City council reorganization meeting
Important meeting at Burbank City Hall tomorrow morning. Officially, it is called the reorganization of the city council. To many voters, activists, and concerned citizens it is considered a changing of the guard and the ushering in of a new era in local government. The leader of the old guard, 20-year veteran City Councilman/Mayor, Dave Golonski, will be stepping down and after being voted out in the General Election, earlier this month.
Newly-elected City Councilman, Bob Frutos, will be sworn in along with re-elected members, Dr. David Gordon and Jess Talamantes. A new mayor and vice-mayor will be selected by the council members. Who is picked for those positions will say a lot about this new council. Stay tuned.

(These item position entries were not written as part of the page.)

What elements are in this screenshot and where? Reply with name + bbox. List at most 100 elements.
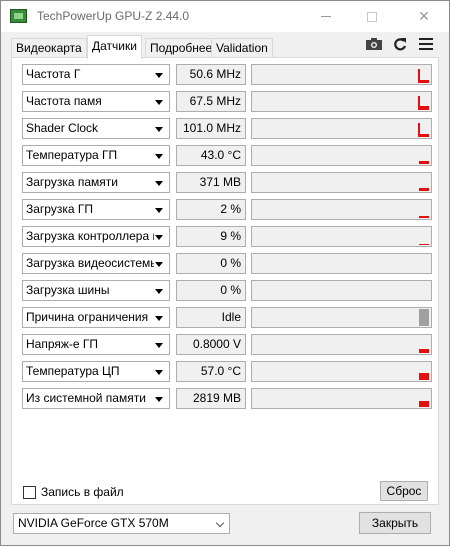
- close-icon: ✕: [418, 8, 430, 24]
- title-bar[interactable]: TechPowerUp GPU-Z 2.44.0 ✕: [1, 1, 449, 32]
- caret-down-icon: [155, 289, 163, 294]
- sensor-name-dropdown[interactable]: Загрузка ГП: [22, 199, 170, 220]
- sensor-name-dropdown[interactable]: Загрузка шины: [22, 280, 170, 301]
- caret-down-icon: [155, 127, 163, 132]
- sensor-row: Температура ГП 43.0 °C: [22, 145, 432, 166]
- sensor-name-dropdown[interactable]: Из системной памяти: [22, 388, 170, 409]
- sensor-name-label: Температура ГП: [26, 148, 118, 162]
- sensor-row: Загрузка видеосистемы 0 %: [22, 253, 432, 274]
- sensor-graph: [251, 280, 432, 301]
- caret-down-icon: [155, 235, 163, 240]
- sensor-name-dropdown[interactable]: Температура ЦП: [22, 361, 170, 382]
- sensor-value: 0.8000 V: [176, 334, 246, 355]
- sensor-row: Загрузка контроллера па... 9 %: [22, 226, 432, 247]
- sensor-value: Idle: [176, 307, 246, 328]
- graph-fill: [419, 161, 429, 164]
- sensor-name-dropdown[interactable]: Загрузка памяти: [22, 172, 170, 193]
- caret-down-icon: [155, 397, 163, 402]
- sensor-value: 67.5 MHz: [176, 91, 246, 112]
- sensor-graph: [251, 388, 432, 409]
- caret-down-icon: [155, 262, 163, 267]
- sensor-name-dropdown[interactable]: Частота Г: [22, 64, 170, 85]
- gpu-select[interactable]: NVIDIA GeForce GTX 570M: [13, 513, 230, 534]
- tab-validation[interactable]: Validation: [211, 38, 273, 58]
- sensor-name-dropdown[interactable]: Температура ГП: [22, 145, 170, 166]
- sensor-graph: [251, 91, 432, 112]
- sensor-graph: [251, 253, 432, 274]
- sensor-value: 2819 MB: [176, 388, 246, 409]
- sensor-name-label: Загрузка памяти: [26, 175, 118, 189]
- sensor-name-label: Причина ограничения: [26, 310, 149, 324]
- caret-down-icon: [155, 316, 163, 321]
- gpu-select-value: NVIDIA GeForce GTX 570M: [18, 516, 169, 530]
- caret-down-icon: [155, 73, 163, 78]
- sensor-value: 371 MB: [176, 172, 246, 193]
- sensor-graph: [251, 307, 432, 328]
- sensor-row: Частота памя 67.5 MHz: [22, 91, 432, 112]
- sensor-name-dropdown[interactable]: Загрузка контроллера па...: [22, 226, 170, 247]
- minimize-button[interactable]: [303, 1, 349, 32]
- reset-button[interactable]: Сброс: [380, 481, 428, 501]
- sensor-name-dropdown[interactable]: Причина ограничения: [22, 307, 170, 328]
- graph-fill: [419, 216, 429, 218]
- camera-icon[interactable]: [365, 37, 383, 51]
- sensor-name-label: Загрузка ГП: [26, 202, 93, 216]
- sensor-name-label: Загрузка контроллера па...: [26, 229, 154, 243]
- sensor-name-label: Частота Г: [26, 67, 81, 81]
- sensor-value: 2 %: [176, 199, 246, 220]
- sensor-graph: [251, 64, 432, 85]
- sensor-graph: [251, 199, 432, 220]
- graph-fill: [419, 401, 429, 407]
- log-to-file-option[interactable]: Запись в файл: [23, 485, 124, 499]
- sensor-graph: [251, 145, 432, 166]
- caret-down-icon: [155, 370, 163, 375]
- caret-down-icon: [155, 181, 163, 186]
- graph-fill: [419, 134, 429, 137]
- sensor-row: Загрузка шины 0 %: [22, 280, 432, 301]
- caret-down-icon: [155, 208, 163, 213]
- sensor-name-label: Частота памя: [26, 94, 102, 108]
- sensor-value: 101.0 MHz: [176, 118, 246, 139]
- log-to-file-label: Запись в файл: [41, 485, 124, 499]
- sensor-value: 57.0 °C: [176, 361, 246, 382]
- sensor-value: 50.6 MHz: [176, 64, 246, 85]
- sensor-name-dropdown[interactable]: Напряж-е ГП: [22, 334, 170, 355]
- tab-graphics-card[interactable]: Видеокарта: [11, 38, 87, 58]
- sensor-name-dropdown[interactable]: Загрузка видеосистемы: [22, 253, 170, 274]
- sensor-row: Из системной памяти 2819 MB: [22, 388, 432, 409]
- tab-sensors[interactable]: Датчики: [87, 35, 142, 59]
- gpuz-app-icon: [10, 9, 27, 23]
- tab-advanced[interactable]: Подробнее: [145, 38, 218, 58]
- close-button[interactable]: Закрыть: [359, 512, 431, 534]
- sensor-value: 43.0 °C: [176, 145, 246, 166]
- close-window-button[interactable]: ✕: [401, 1, 447, 32]
- sensor-name-label: Загрузка видеосистемы: [26, 256, 154, 270]
- sensor-name-dropdown[interactable]: Частота памя: [22, 91, 170, 112]
- sensor-value: 0 %: [176, 253, 246, 274]
- sensor-name-label: Shader Clock: [26, 121, 99, 135]
- sensor-value: 0 %: [176, 280, 246, 301]
- refresh-icon[interactable]: [391, 37, 409, 51]
- sensor-row: Загрузка памяти 371 MB: [22, 172, 432, 193]
- sensor-row: Напряж-е ГП 0.8000 V: [22, 334, 432, 355]
- maximize-icon: [367, 11, 377, 22]
- menu-icon[interactable]: [417, 37, 435, 51]
- log-to-file-checkbox[interactable]: [23, 485, 36, 499]
- sensor-name-dropdown[interactable]: Shader Clock: [22, 118, 170, 139]
- graph-fill: [419, 373, 429, 380]
- sensor-graph: [251, 226, 432, 247]
- graph-fill: [419, 349, 429, 353]
- caret-down-icon: [155, 100, 163, 105]
- caret-down-icon: [155, 154, 163, 159]
- graph-fill: [419, 309, 429, 326]
- sensor-row: Температура ЦП 57.0 °C: [22, 361, 432, 382]
- minimize-icon: [321, 16, 331, 17]
- chevron-down-icon: [215, 518, 225, 528]
- window-title: TechPowerUp GPU-Z 2.44.0: [37, 9, 190, 23]
- gpuz-window: TechPowerUp GPU-Z 2.44.0 ✕ Видеокарта Да…: [0, 0, 450, 546]
- maximize-button[interactable]: [349, 1, 395, 32]
- sensor-name-label: Из системной памяти: [26, 391, 146, 405]
- sensor-graph: [251, 361, 432, 382]
- graph-fill: [419, 80, 429, 83]
- graph-fill: [419, 188, 429, 191]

The re-organization meeting is in the city council chambers at 10 a.m. tomorrow.
Kudos for the Burbank Traffic Commission
Four concerned citizens and members of the Burbank Traffic Commission took their plea for some action on a critically congested section of Victory Place straight to the city council on April 16, 2013. The commission members, Brian Malone, Kevin Harrop, Linda Barnes and Chairperson, David Carletta were clearly frustrated by apparent efforts by certain city staffers to derail their proposal from reaching the city council.
Rather than give-up, these dedicated commissioners, took their concerns directly to the city council during public comments. For over two years, the commissioners claimed they have been voicing their concerns to staffers like the Traffic Engine Ken Johnson and Public Works Director Bonnie Teaford. Anyone who has driven Victory Place to get to Costco or the Empire Center knows what a traffic bottleneck that is.
This is where Councilman Golonski shines. While some council members easily buy the excuses and scare tactics of the staffs, Golonski is skeptical. The mayor said he was “disappointed” it took so long for the commission’s recommendation to reach the council. Also, he observed: “… when staff doesn’t support something it’s hard for it to get a fair hearing.”
Golonski proposed bringing in an independent consultant to come up with a solution to that traffic nightmare at the Five Points intersection and the nearby underpass on Victory Place. The council voted 4-to-1 to have the staff bring back a cost assessment for an outside traffic consultant. A clear victory for the traffic commissioners.
Fallout from Measure “S” ballot failure
To most voters, Measure “S” on the April 9, 2013 ballot, was just another tax. To add to the measure’s negative vibe, it supports a program run by the Burbank Water and Power, known to jack up residents utility rates while handing out fat raises to top officials ant dropping bundles of money on pet projects.
However, resident Penny Proctor, put a face on the measure when she spoke to the city council at the April 16, meeting about what it is like to struggle to pay those high utility rates if you’re low income. Proctor is one of about 1,900 residents on the Burbank Water and Power Lifeline Program. Measure “S” would have continued the discounts for sewer and refuse rates for those on the Lifeline plan, by a special tax on utility bills for all other users.
On April 22, I got an email response from Burbank City Clerk, Zizette Mullins, saying: “… Mrs. Teaford, Public Works Director spoke with Ms. Proctor last week and clarified the issue with her.’ Well, that’s not quite the case. I’ve spoken with Proctor twice and she told me the issue, “… has not been resolved.” Penny believes the voters did not realize what they were voting against and wants to see the measure “put back on the ballot.”
Meanwhile, the Lifeline benefits for many disabled and low income residents are scheduled to go away in July. Proctor was told the city staff is going to go before the city council in May with some “alternatives.” She plans to keep up her quest until some relief is found for these needy residents. Three cheers for Penny.